Acquiring the funds to attend a course can be managed in various ways. Some of the most common ways to secure funding include:
- Scholarship: Covering your tuition fees and applied for through your university.
- Studentship: Including both fees and living expenses for research students.
- Trusts and charities: Organisations may offer grants to students from low-income households or to those who have achieved academic excellence.
- Career Development Loan: A bank loan that can secure you £300-£10,000 for the development of your career. Applied for through the bank at least three months before starting the course.
- Employment: Working alongside a part-time course to pay for tuition and living expenses.
Funding opportunities often vary from course to course and university to university and scholarships aren’t very common so researching your options is important. However, bursaries and grants are available for students in certain areas such as the NHS and social work. In addition, courses such as the PGCE are eligible for statutory funding through student finance.

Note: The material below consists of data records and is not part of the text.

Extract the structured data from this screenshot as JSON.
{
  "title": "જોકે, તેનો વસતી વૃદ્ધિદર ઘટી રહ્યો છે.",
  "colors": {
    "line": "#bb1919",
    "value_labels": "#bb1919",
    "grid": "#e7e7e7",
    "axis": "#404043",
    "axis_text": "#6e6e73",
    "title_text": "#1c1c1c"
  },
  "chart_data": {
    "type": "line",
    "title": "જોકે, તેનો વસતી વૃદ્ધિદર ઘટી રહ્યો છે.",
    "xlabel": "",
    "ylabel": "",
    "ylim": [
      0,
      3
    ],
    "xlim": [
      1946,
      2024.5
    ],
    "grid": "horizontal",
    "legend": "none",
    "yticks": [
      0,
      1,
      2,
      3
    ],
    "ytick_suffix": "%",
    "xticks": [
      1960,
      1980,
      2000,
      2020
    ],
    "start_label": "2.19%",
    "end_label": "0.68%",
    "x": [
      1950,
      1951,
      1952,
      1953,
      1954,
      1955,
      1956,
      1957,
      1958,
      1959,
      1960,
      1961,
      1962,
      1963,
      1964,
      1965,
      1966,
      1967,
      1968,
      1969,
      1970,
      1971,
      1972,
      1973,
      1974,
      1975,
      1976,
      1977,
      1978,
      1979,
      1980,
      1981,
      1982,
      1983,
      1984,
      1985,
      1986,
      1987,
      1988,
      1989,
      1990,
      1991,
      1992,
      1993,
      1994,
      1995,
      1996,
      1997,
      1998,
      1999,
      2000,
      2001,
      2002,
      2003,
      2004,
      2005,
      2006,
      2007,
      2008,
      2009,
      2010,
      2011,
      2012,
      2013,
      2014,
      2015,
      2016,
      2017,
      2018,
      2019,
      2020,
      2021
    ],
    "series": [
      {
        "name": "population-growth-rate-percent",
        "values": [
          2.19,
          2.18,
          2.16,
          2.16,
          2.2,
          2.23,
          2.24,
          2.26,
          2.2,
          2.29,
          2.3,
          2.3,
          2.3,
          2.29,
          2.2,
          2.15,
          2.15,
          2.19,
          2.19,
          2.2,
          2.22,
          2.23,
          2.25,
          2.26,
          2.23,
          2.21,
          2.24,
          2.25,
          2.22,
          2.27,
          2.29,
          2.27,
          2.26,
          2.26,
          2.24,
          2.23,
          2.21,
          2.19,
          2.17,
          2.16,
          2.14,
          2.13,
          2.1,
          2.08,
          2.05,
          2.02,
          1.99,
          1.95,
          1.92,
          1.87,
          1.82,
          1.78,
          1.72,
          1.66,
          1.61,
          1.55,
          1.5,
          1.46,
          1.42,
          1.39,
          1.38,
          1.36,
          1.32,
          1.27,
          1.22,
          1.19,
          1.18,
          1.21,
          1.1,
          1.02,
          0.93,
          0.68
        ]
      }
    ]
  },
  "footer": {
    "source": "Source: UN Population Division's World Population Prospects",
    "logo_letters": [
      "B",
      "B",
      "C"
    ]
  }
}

For more information on acquiring funding for your course visit: www.gov.uk/funding-for-postgraduate-study
How to go about it
The most common way to secure a place on a postgraduate course is by applying through the university of your choice. To do this simply go to the university’s website and find the ‘How to apply’ page in their postgraduate tab. This will usually give you all the information you need and how to apply. Most commonly institutions will ask you to use some form of online application in which you can upload and submit your personal information.
What you need to remember
Much like applying for your current course, looking carefully at the course content is important. Not only will it enable you to explore the possibilities of study for the coming year but you can gauge which courses are best suited to you. Remember to check the entry requirements before you apply. It seems simple but universities often look for different things in their potential students.
It’s also important to consider if you are going to move to be close to your ideal university. This will be costly and with the funding already being an issue can you afford to relocate? One of the most important things to remember is that postgraduate courses are about developing your skills for your future employment. So if you are unsure about what it is you want to do, postgraduate study might not be right for you. It will just lead to more debt if you change your mind after starting your course.
What makes this right for you?
There are a number of reasons why postgraduate study could be right for you. It may be that a postgraduate course is the only way to get into a desired field, like with teaching and the PGCE. If you also want to build your knowledge and experience while training to achieve your career goals postgraduate study could be the ideal option for you.